In der noch frischen Morgenluft auf der Veranda löffelt er sein importiertes Müsli mit leicht ranziger Milch. Ein Grüppchen Graupapageien lässt sich frech auf der Balustrade nieder und beäugt ihn und sein Müsli. Ferdinand zwinkert ihnen zu. Das Hauspersonal würde sie jetzt wohl polternd verscheuchen. Gut, dass ich wenigstens einmal in der Woche allein bin, ohne diese Dienerschaft. Natürlich braucht man sie, vor allem wenn man Junggeselle ist und besonders in solchen Ländern, sagt Mama immer. Aber diese Einheimischen beobachten alles und tratschen es weiter. Bald weiß das ganze diplomatische Corps, dass man säuft oder gerne in der Nase bohrt. Und wenn sie dem lokalen Geheimdienst berichten müssen, erfinden sie alles Mögliche, nur um sich wichtig zu machen. In Nullkommanichts hat man den Ruf eines Homosexuellen oder Homophoben, eines Sittenstrolchs oder was auch immer.
In der ansteigenden Hitze stellt Ferdinand für die Gefiederten eine Schale Müsli auf den vom Wetter und Vorgängern in Mitleidenschaft gezogenen Verandatisch und macht sich zu Fuß auf den Weg zur Residenz des Handelsdelegierten. Wäre es nicht schön, wenn ich auch eine eigene Familie hätte? Aber welche Frau könnte mich schon wollen? So wie ich ausschaue, mit dieser beginnenden Glatze, den schlappen Muskeln und dem watschelnden Gang? Und bei meiner Schüchternheit? Bekümmert denkt er an die hektischen Flecken im Gesicht und die Schweißausbrüche an den Händen, die ihn schon beim geringsten Anlass heimsuchen.

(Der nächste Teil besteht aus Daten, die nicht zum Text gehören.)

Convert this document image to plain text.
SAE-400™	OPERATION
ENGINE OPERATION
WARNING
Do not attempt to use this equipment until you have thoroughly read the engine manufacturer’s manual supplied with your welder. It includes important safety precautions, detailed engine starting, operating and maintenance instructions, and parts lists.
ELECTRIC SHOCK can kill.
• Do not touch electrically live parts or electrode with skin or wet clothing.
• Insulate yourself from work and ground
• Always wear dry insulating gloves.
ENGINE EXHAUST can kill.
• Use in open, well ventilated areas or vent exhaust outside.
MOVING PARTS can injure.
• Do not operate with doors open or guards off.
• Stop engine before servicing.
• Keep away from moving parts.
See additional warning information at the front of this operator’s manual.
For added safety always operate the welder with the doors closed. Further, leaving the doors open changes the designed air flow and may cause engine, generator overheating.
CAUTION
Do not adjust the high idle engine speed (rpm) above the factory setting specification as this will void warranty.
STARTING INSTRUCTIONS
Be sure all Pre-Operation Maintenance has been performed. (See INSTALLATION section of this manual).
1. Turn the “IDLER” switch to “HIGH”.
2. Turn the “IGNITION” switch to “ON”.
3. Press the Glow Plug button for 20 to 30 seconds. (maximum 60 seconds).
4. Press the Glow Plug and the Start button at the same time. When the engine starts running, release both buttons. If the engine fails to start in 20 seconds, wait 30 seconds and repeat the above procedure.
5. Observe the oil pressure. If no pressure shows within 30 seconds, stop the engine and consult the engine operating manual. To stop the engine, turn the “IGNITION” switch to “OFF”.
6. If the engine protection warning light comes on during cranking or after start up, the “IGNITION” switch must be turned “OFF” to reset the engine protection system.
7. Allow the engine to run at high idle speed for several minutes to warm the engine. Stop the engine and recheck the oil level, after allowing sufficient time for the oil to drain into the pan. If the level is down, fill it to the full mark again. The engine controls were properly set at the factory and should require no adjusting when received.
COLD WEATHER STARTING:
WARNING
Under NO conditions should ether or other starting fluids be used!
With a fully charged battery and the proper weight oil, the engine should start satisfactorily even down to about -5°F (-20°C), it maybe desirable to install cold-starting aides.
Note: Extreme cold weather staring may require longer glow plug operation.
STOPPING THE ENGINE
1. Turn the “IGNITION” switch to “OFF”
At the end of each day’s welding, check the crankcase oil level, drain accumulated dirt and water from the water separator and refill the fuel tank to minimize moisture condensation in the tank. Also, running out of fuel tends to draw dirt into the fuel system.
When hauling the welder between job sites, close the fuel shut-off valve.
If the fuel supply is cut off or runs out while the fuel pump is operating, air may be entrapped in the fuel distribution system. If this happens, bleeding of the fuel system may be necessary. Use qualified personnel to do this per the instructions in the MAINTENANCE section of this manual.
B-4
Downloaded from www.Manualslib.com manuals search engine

Seine Gedanken schweifen in die Vergangenheit, während seine Blicke über die hinter bröckelnden Mauern nistenden mehr oder weniger stattlichen Villen schweifen, die seinen kurzen Gang zu Alfred säumen. Frauen, seufzt er. Da war bisher nicht viel Erlebtes, leider, ein bisschen was an der Uni in Wien. Sybille, dieser Engel, hat gar nicht bemerkt, wie sehr ich sie verehre. Und diese andere, wie hieß sie noch?, hat mich unter Alkohol gesetzt und meine Schwäche ausgenützt. Rückblickend erfassen ihn wohliger Schauer und schlechtes Gewissen. Was würde Mama zu diesem seinem bisher einzigen Sündenfall sagen? Zum Glück weiß sie nicht alles. Bald sollte ich ihr wieder schreiben, beschließt er seinen Rückblick und drückt sachte die Klingel neben dem dezent rostenden Gittertor der Residenz des Handelsmanns.
AUSFLUG
»Gehen wir fischen, Onkel?«, fragt Xandi aufgeregt, als sich die Familie des Handelsdelegierten und Ferdinand zum Aufbruch bereit machen.
»Wie kommt der Kleine auf Fischen?«, fragt er und verschlingt beflissen ein von Grete gebackenes und von ihr eindringlich angepriesenes Croissant.
»Das kommt wohl von unseren Urlauben in Kärnten«, grinst Alfred. »Wir sind dort jeden Sommer und da fischt er Babyfische aus dem See und will sie dann totmachen.«
Totmachen? Ferdinand verschluckt sich fast am fetttriefenden Croissant. Da ist das schlechte Gewissen wieder, nichts getan zu haben. Wer wohl den Rotschopf totgemacht hat?, schießt es Ferdinand durch den Kopf.
Selbstbewusst setzt sich der Handelsmann ans Steuer und sie machen sich auf den Weg zu den Lagunen. Schon nach wenigen Hundert Metern steht alles still.
»Heute ist doch Sonntag?«, wundert sich Ferdinand. »Wieso sind da so viele unterwegs?«
Nach einer guten halben Stunde Stillstand ergreift Grete, vom Gequengel der Kinder genervt, die Initiative. Sie lässt das Fenster herunter, brütende Hitze dringt ins Fahrzeug.